Питирим Николаевич хотел выразить какую-то необыкновенно высокую и светлую мысль, но у него это почему-то не получалось. И, захлебываясь словами, он злоупотреблял великим словом "свобода". Однако и то, что он сказал, произвело глубокое впечатление на старичков, они смотрели на него снизу вверх, как лягушки из болота смотрят на луну, словно заведенные кивали головами и даже отбивали такт ботиночками, покрывавшими их высохшие стопы. А на столе стоял запотевший графин с водкой, не опрокидывался от ударов, сделанных разгорячившимся Греховниковым и старичками. Это был русский стиль. Только певец адмиралов как будто не понимал чего-то и сидел, тяжело опустив голову. Всем в зале нравилось выступление Питирима Николаевича, хотя, может быть, смысл его слов доходил далеко не до каждого. Нравилась, наверное, не та отдаленная, абстрактная свобода, за которую он ратовал, громко крича на весь ресторан, а вольность, с какой он вспрыгнул на столик и держал речь. Люди рукоплескали ему, думая, что он пьян и куражится.
За происходящим наблюдал незаметно вошедший и ставший в углу, возле непременного в подобных местах фикуса, Шишигин, новый среди писателей Беловодска человек. Он возник на литературном небосклоне внезапно, выскочив неизвестно откуда, и как будто случайно, но сразу получил немалую известность, изрядно нашумел опубликованным в самой Москве романом. У Льва Исаевича текли слюнки, когда он думал о Шишигине. Но он мог только мечтать о том, чтобы заполучить этого мастера.
Странное, надо сказать, впечатление производил шишигинский роман. Его глубокомыслие поражало при чтении, а по прочтении словно ничего и не оставалось в голове.
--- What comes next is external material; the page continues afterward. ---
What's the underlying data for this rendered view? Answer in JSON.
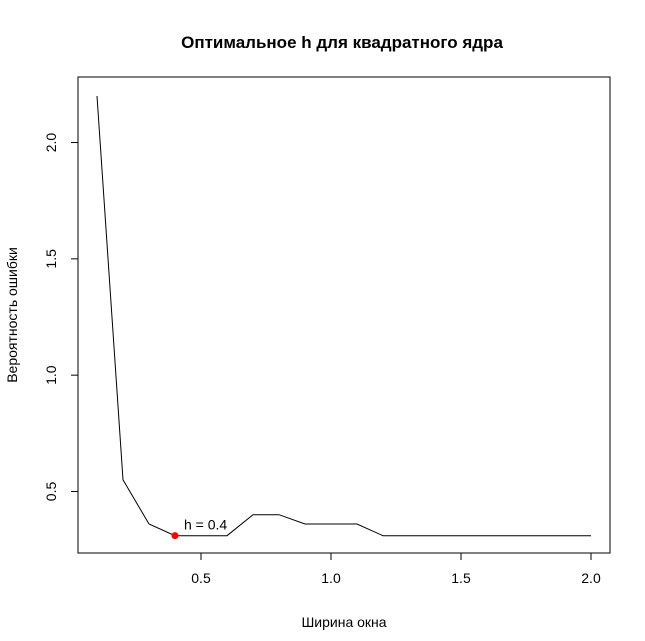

Это было как веселье одного вечера, после которого утром в душе нет ничего, кроме пустоты и глупого звона. А Шишигину как будто только и надо быть что добиться такого эффекта, как если бы он и задумывал одурачить читателя, заставить его ломать голову над чем-то эфемерным, несуществующим, а затем удивляться и стыдиться собственной слепоты и бестолковости.
Кого только не было в ресторане! Поэты, авторы роднящихся своей утомительностью трилогий и громоздких притч, предназначенных, будучи пьесами, разве что для неких элевсинских сцен. Богатырского сложения художники, хватив из графинчиков, бросали свои видавшие виды головы на первое подвернувшееся блюдо и с трагически, как у Олоферна, закрытыми глазами объявляли товар своей торговли: борода всклокоченная, в крошках. Сильно хлебала из бокалов журналистская братия. Случайные покровители, упитанные и респектабельные меценаты лиловели иконописными от своевременно взятого на вооружение добродушия ликами, а между ними пестро коротали часы развлечения розовощекие дамы. Эта публика смотрела на Питирима Николаевича и многозначительно улыбалась. Шишигин вышел на середину зала. Вызывающе гадко были зачесаны назад его волосы, влажные и прилизанные, а на его красивом и по-своему мужественном, но каком-то необыкновенно мягком, готовом иметь следы от малейшего прикосновения лице блуждала презрительная ухмылка. Он осмотрелся нагловатым взглядом, влажным, как его волосы, и интимным, как его фаллос, объявляющим человеческую жизнь мелкой и пошлой шуткой. Он символизировал собственные писания, то единственное из беловодской литературы, что достигло московского слуха. Но Питирим Николаевич вдруг понял, что шишигинское презрение относится к нему одному, а прочим Шишигин всем своим видом первоклассного клоуна обещает сейчас же устроить веселый и удивительный фокус. Поняв это, Питирим Николаевич устыдился того, что делал до появления Шишигина, он почувствовал себя маленьким и ничтожным, человеком, который надрывался в полусне, а очнувшись, осознал, что наговорил массу нелепостей. Оробевший, он сполз со стола и, не зная, куда деться, встал перед Шишигиным и вытянул руки по швам, тупо глядя на него.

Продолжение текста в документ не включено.